King’s Daughters introduces Aquablation Therapy

New, minimally invasive, robotic-assisted treatment for patients with an enlarged prostate

King’s Daughters Medical Center in Ashland, Ky., announced today that it is the first in Kentucky to offer Aquablation therapy for the treatment of lower urinary tract symptoms due to benign prostatic hyperplasia (BPH). The first procedures were performed Wednesday, June 22, 2022.

BPH, or an enlarged prostate, is a non-cancerous condition where the prostate has grown to be larger than normal. One in two men ages 51 to 60 have BPH, and the incidence increases every decade of life.

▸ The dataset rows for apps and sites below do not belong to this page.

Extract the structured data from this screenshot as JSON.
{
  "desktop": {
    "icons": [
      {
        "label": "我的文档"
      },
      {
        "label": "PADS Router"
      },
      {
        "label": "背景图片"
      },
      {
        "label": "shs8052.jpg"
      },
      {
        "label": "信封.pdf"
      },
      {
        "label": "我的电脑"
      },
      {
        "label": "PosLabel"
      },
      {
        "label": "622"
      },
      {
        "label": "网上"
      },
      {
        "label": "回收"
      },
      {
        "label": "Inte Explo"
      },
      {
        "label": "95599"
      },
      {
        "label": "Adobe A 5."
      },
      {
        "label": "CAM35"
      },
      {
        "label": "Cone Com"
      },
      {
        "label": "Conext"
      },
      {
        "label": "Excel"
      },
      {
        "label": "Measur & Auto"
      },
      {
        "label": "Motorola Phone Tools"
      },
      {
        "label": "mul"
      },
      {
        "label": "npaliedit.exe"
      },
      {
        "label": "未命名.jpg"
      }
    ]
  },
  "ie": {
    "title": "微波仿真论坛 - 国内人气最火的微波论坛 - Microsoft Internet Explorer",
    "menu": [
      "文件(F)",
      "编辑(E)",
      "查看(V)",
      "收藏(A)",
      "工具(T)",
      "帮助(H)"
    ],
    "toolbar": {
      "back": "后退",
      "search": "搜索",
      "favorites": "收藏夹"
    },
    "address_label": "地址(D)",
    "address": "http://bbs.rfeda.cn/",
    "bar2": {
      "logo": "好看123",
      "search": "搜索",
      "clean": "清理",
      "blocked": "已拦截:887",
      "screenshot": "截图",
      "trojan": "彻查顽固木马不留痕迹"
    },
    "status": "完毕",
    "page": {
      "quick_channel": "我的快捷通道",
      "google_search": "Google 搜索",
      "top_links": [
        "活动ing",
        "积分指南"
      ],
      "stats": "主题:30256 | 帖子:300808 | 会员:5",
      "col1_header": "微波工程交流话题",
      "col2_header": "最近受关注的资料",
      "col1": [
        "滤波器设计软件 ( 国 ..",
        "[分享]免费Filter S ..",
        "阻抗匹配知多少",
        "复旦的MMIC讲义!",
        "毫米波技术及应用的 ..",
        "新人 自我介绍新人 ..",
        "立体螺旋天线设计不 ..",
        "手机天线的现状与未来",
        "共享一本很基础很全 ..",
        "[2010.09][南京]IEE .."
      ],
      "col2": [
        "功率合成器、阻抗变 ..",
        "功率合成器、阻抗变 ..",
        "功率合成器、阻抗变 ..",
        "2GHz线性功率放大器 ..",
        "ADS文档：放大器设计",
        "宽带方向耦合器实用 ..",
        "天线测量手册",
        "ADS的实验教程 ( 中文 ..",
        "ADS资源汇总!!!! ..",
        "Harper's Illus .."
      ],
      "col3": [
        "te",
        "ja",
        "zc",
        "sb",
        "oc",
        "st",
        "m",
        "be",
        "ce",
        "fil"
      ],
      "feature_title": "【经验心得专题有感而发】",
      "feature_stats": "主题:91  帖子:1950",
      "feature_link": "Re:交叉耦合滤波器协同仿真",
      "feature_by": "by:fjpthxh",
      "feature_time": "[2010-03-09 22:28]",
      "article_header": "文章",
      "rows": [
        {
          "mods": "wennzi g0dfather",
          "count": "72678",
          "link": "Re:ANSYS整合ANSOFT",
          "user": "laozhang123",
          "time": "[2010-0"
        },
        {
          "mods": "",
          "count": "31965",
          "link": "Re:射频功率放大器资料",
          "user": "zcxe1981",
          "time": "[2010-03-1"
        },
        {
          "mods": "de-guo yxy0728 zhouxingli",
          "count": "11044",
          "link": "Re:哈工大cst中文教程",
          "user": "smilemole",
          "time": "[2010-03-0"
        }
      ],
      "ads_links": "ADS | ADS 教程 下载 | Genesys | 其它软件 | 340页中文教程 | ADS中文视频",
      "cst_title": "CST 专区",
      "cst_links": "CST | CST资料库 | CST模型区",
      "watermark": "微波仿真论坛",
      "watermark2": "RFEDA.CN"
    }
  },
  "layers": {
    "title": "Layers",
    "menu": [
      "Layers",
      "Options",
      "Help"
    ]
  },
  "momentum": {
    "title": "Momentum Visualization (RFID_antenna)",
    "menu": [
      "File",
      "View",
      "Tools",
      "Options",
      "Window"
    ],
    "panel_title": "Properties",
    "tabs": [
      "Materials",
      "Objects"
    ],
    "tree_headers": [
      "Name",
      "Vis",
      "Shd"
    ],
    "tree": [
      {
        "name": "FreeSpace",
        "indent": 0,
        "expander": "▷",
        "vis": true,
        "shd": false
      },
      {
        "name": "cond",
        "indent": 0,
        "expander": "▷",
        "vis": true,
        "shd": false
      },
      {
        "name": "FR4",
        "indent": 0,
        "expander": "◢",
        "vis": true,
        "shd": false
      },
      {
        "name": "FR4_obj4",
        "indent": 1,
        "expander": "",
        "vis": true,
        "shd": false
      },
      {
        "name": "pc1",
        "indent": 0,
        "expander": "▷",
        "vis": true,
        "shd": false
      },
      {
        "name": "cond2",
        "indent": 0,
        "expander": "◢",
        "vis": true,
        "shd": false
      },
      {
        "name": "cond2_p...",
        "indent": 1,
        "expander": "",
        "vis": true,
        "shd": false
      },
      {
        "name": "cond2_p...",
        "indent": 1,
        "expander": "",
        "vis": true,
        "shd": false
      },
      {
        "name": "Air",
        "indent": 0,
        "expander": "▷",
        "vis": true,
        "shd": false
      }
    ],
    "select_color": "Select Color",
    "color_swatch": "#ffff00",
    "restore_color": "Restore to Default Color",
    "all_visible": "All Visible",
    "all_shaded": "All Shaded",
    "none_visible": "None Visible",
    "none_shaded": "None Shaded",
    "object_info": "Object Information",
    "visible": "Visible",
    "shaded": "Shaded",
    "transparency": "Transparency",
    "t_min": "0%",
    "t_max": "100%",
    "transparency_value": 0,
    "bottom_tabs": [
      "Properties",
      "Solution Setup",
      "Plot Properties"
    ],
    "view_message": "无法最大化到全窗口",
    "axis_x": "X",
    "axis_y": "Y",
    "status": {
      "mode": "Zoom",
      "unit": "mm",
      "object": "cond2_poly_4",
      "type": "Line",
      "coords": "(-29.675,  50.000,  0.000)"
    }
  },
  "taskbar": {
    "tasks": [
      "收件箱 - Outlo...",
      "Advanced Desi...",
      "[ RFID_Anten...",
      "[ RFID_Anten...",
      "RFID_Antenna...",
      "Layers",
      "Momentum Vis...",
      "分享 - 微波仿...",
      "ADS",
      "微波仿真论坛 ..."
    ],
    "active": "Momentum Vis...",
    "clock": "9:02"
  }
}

If left untreated, BPH can cause significant health problems, including irreversible bladder or kidney damage, bladder stones, and incontinence.

Aquablation therapy is a different type of treatment for BPH. It’s an advanced, minimally invasive treatment that uses the power of water delivered with robotic precision to provide best-in-class and long-lasting symptom relief, regardless of prostate size or shape.

King’s Daughters urologists Jeremy Bonzo, M.D.; William Boykin, M.D., Justin Dixon, M.D., and Charles Thorndyke, M.D., are the first surgeons to use Aquablation therapy at King’s Daughters.

 “We are proud to be the first medical center in Kentucky to offer a solution for men with BPH that provides relief without compromise,” Dixon said. “Aquablation therapy is the next step to furthering our commitment to men’s health.”

About the procedure

Aquablation therapy is performed by the AquaBeam Robotic System, the first FDA-cleared, surgical robot utilizing automated tissue resection or the treatment of lower urinary tract symptoms due to BPH. It combines real-time, multi-dimensional imaging, robotic-assisted technology, and heat-free waterjet ablation for targeted, controlled, and immediate removal of prostate tissue. Aquablation therapy offers predictable and reproducible outcomes, independent of prostate anatomy, prostate size, or surgeon experience.